Mentors shaped that growth: Mitchell; Laura Ramzy, clinical associate professor in the program; and Tiamo Tamale, assistant professor and director of TDRC, who served as Alyasseri's instructor and clinical supervisor. Alyasseri had read Tamale's bio before applying and said it was part of why she chose the program. Through their work together, Tamale saw Alyasseri bring that same presence and purpose into her work with others.
“Clinically, I have seen Zainab meet her clients both different from and similar to herself with powerful authenticity, deep empathy and balanced acceptance while challenging them with skillfulness,” Tamale said.
Tamale also described Alyasseri as calm, inquisitive, organized and deeply collaborative, someone who brings “drive, altruism, and an innovative approach to problem-solving” to the work. That combination of steadiness and purpose became part of what Alyasseri carried through the program—and what she hopes to bring into her future practice.

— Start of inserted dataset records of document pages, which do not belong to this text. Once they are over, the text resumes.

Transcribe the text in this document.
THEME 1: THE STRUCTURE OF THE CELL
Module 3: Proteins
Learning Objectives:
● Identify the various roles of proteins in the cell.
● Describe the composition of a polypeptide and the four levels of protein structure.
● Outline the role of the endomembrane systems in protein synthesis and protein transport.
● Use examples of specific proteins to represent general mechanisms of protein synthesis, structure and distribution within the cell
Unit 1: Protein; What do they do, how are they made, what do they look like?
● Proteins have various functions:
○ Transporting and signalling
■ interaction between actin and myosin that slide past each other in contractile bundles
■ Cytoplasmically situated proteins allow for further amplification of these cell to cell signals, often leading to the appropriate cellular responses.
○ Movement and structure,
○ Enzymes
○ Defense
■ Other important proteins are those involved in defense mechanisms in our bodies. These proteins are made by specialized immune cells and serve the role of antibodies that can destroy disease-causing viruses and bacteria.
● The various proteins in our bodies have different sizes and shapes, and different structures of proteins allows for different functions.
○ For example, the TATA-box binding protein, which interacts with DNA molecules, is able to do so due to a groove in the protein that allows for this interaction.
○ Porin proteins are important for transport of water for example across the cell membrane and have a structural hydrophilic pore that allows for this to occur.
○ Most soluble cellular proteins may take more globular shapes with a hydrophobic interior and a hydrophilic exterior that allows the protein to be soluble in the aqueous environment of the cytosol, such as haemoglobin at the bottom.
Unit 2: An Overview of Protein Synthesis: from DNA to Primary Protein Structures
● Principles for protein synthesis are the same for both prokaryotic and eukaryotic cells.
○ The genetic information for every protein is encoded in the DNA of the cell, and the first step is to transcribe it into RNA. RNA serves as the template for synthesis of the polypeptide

Over time, Denver became more than the city she came for school. Through clinical work, community, and mentorship, she found footing in a place that had once been entirely unfamiliar and more confident that her identities were not separate from the work she hoped to do, but central to it.
Asked to describe her GSPP experience in a few words, Alyasseri doesn't hesitate: grounding, humbling, blessed. "Every piece of feedback, every not-so-perfect grade is serving something—it's building something bigger," she said. "As a Muslim woman, knowing I had the opportunity to sit in these classrooms, learn from my mentors and get to meet other GSPP students—it was a very blessed experience, and I'm very honored that I got to be in this space."
After graduation, Alyasseri plans to apply for licensure as a Colorado LPCC and continue through an externship with Boulder Emotional Wellness, where she spent the past year as a student fellow training in synergetic play therapy and EMDR. She hopes to open a private practice called MANAR Psych, rooted in an Islamic statement she carries: "He who knows himself knows his Lord." For Alyasseri, the name reflects a circular opportunity for self-exploration.
Her advice to future IDP students is direct: "Be yourself authentically."
For Alyasseri, that authenticity is both personal and professional—a way of honoring her family's sacrifices, serving her clients, and building the kind of care she once had to search hard to find.
"Being myself is rewarding," she said. "It serves me, it serves my clients, and it supports my growth so I can contribute more deeply to humanity."